Give an Hour providers come to volunteer with a myriad of experience and personal careers. Not all of our providers work in a private practice setting; some work in positions that do not offer clinical meeting space. Give an Hour often receives emails from mental health professionals who would like to maintain their license after retirement for the express purpose of assisting Give an Hour clients. In addition, some providers work in public positions (such as state or federal employment) but are fully qualified to assist Give an Hour clients as they are needed. In October 2016, Give an Hour staff asked providers in our Reserve Component Program to share with us some helpful feedback and advise they have for providers who do not have access to traditional office space. Below is their responses. If you would like to include your thoughts please do so in the comment section of this article or email them to


Give an Hour Provider-  A. Brooke Fox, LPC, NCC

North Carolina

"I have been meeting with clients in the community at local libraries. I have found that most community libraries have "meeting rooms" available for non-profit purposes, that you can book ahead of time (most of the time you can book online on the library's website and view which dates/times are available). As long as you state that you are using the space for non-profit purposes, they are happy to let you use their space free of charge. And the great thing is, you are able to have a confidential space available to you and your client. The only tricky thing I have run into (sometimes) is that if your client only likes to book their sessions week to week (i.e. not the same day/time each week), the meeting room space may not always be available on a week's notice (I give this disclaimer to my clients, and explain this is a shared space with the community). Therefore I try to pin down a day/time that works best and will book out the meeting room for the entire month, if possible. You can cancel 24 hours in advance if needed." 
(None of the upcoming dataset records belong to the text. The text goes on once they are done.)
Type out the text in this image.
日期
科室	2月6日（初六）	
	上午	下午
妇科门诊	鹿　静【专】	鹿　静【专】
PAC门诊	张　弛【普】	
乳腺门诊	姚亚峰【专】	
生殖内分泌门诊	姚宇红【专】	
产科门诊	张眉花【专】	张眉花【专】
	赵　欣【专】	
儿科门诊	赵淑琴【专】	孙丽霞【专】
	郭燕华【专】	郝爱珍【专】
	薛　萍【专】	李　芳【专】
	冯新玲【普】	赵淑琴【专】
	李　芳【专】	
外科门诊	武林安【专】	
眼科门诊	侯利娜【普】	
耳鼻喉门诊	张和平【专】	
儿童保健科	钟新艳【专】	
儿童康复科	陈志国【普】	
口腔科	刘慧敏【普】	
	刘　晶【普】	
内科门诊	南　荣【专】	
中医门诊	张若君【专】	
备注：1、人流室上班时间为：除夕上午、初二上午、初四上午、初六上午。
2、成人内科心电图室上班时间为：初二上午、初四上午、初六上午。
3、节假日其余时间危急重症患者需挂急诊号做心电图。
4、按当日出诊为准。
Give an Hour Provider- Barbara C. DeLeone, MEd, CRC, LPCC


"I can contribute to the discussion about office space for counseling.  Certainly nothing beats the privacy of an office, where sound machines, CD, radio can be used to keep sessions private.  I have heard from clients about other counseling offices where sessions could be completely heard from the waiting room.  Client privacy is paramount!  Though I have an office, some of my work, minimally including Give an Hour, requires me to travel to people who are not able to travel to my office.  In these cases, libraries are our allies, in most cases.  I have used libraries as meeting places all over northeast Ohio.  Some libraries are buggers, but most allow use of their private study or private meeting or conference rooms to most who ask.  At times, library staff ask if money is being exchanged as part of using their meeting space.  Library staff should not be told that counseling is taking place because that is a violation of client privacy.  Sometimes, rooms need scheduled prior to the meeting and others are first-come, first-served.  At the very least, a library may provide a quiet area for quiet talk, but that is always a last resort since clients' privacy is always of primary concern.  I have met clients at their homes but rarely.  If the situation was ideal, it could be considered but a provider must feel safe and privacy must be maintained at a home, as well.  Fast-food or other restaurants should not be considered, with exceptions, though I am aware it is done.  There is a McDonald's in Youngstown, OH that has not one, but two completely private meeting rooms, apparently open for anyone.  I have had completely private client meetings there.  However, most restaurants are noisy and others may hear private information."